Sounds like a plan

293 12 2
                                    

After my conversation with Emma, things went better between the two of us. I always felt a kind of comfort with Emma, like we met each other a long time ago. You know, like when you are talking with a childhood friend and the conversation flows smoothly. Our short friendship was always an easy one, there weren't any awkward moments after the little discussion we had respect April and after we fixed things again, everything went back to normal -or at least our kind of normal.


After a lot of convincing from April's part and a very pleading look from Emma -that she tried to dismiss or at least to hide- I agreed to have lunch all week with Emma like we did the first week of our friendship. April's argument was pretty simple; she said that if I wanted things to get back to normal between Emma and I -and eventually win her heart- then I should do the things that made Emma like me in the first place. I tried to fight against her argument saying what we had was just a friendship but April I pretty much had shut my mouth after mentioning the way she found us making out in the hallway the night of the party.


So in April's eyes -and probably Emma's- what we have is more than a friendship but not quite a relationship. It was a very weird situation, having in mind that we kissed and never even talked specifically about the kiss between us. Did it mean something for Emma? I think so. The way she cried on Tuesday keep replying in my mind, along with her words. What is 'I shouldn't let my hope blind me from being realistic' supposed to mean? Does she think I'm playing with her? I wouldn't actually blame her if she did. To be honest if it wasn't because of the accident and the fact that Emma is supposedly the love of my life, I wouldn't make another attempt to repeat what happened on that Friday night.


The fact that I would treat Emma like any other of the girls was actually making me feel even a worse person. I couldn't tell April I still thought Hannah was right though, she would try to convince me otherwise. I needed to face reality. The angel was right all along; I play with girls. I make them think we have a connection, something special is happening between us, some kind of relationship is going, I get their hopes up and when I see things get too serious, I jump right out of the boat and I let them sink all alone.

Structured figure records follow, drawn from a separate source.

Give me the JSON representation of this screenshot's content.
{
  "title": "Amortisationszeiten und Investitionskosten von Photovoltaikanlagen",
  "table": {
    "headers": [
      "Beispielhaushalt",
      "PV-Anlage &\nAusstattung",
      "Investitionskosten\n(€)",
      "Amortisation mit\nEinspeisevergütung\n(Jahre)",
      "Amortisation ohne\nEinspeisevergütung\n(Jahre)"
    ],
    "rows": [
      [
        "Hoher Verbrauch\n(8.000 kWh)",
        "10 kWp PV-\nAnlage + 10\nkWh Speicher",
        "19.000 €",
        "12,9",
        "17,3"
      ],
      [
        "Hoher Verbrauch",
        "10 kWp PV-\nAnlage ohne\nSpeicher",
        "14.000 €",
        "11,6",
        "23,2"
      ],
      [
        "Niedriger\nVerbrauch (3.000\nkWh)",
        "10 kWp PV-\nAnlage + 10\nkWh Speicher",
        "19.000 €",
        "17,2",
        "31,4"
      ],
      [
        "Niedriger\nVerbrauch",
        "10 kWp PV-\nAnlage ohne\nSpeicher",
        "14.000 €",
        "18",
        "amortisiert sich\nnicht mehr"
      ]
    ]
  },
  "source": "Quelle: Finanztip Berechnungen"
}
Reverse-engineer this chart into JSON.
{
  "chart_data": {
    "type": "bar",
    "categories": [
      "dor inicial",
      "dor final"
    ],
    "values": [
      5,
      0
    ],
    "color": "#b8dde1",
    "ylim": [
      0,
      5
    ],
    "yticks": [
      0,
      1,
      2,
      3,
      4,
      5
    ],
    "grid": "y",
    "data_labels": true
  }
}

Everyone says that the first step to change for the better is accept that we have a problem, and I'm trying to accept mine. I'm selfish and I'm so scared of commitment. I don't know what makes me be the way I am or why I can't learn from my previous mistakes, but maybe that's why I had the accident -to help me realize in an ugly and very scary way that I couldn't keep playing around. Of course my guardian angel's method was slightly over the top but this was the slap I needed after all.


I found the girl that I will spend the rest of my life with. There wasn't any space for mistakes, so I was going to take things slow with Emma and try not to sink myself in the friend zone in the meanwhile. But of course things never go the way I plan and I got another wake-up call on Friday afternoon while I was standing beside Emma's locker; because things never seem to go the way I plan them.


"Did you hear Aria White broke some girl's nose last week?" Emma asked me. I couldn't see her face because it was lost inside her locker while she searched for something. I was leaning against a locker with my shoulder so I was on my side facing her.


At the mention of Aria's name I pushed the books on my arms closer to my chest, trying somehow to suppress the pang of guilt I felt every time I saw or heard anything about any of the girls on the list.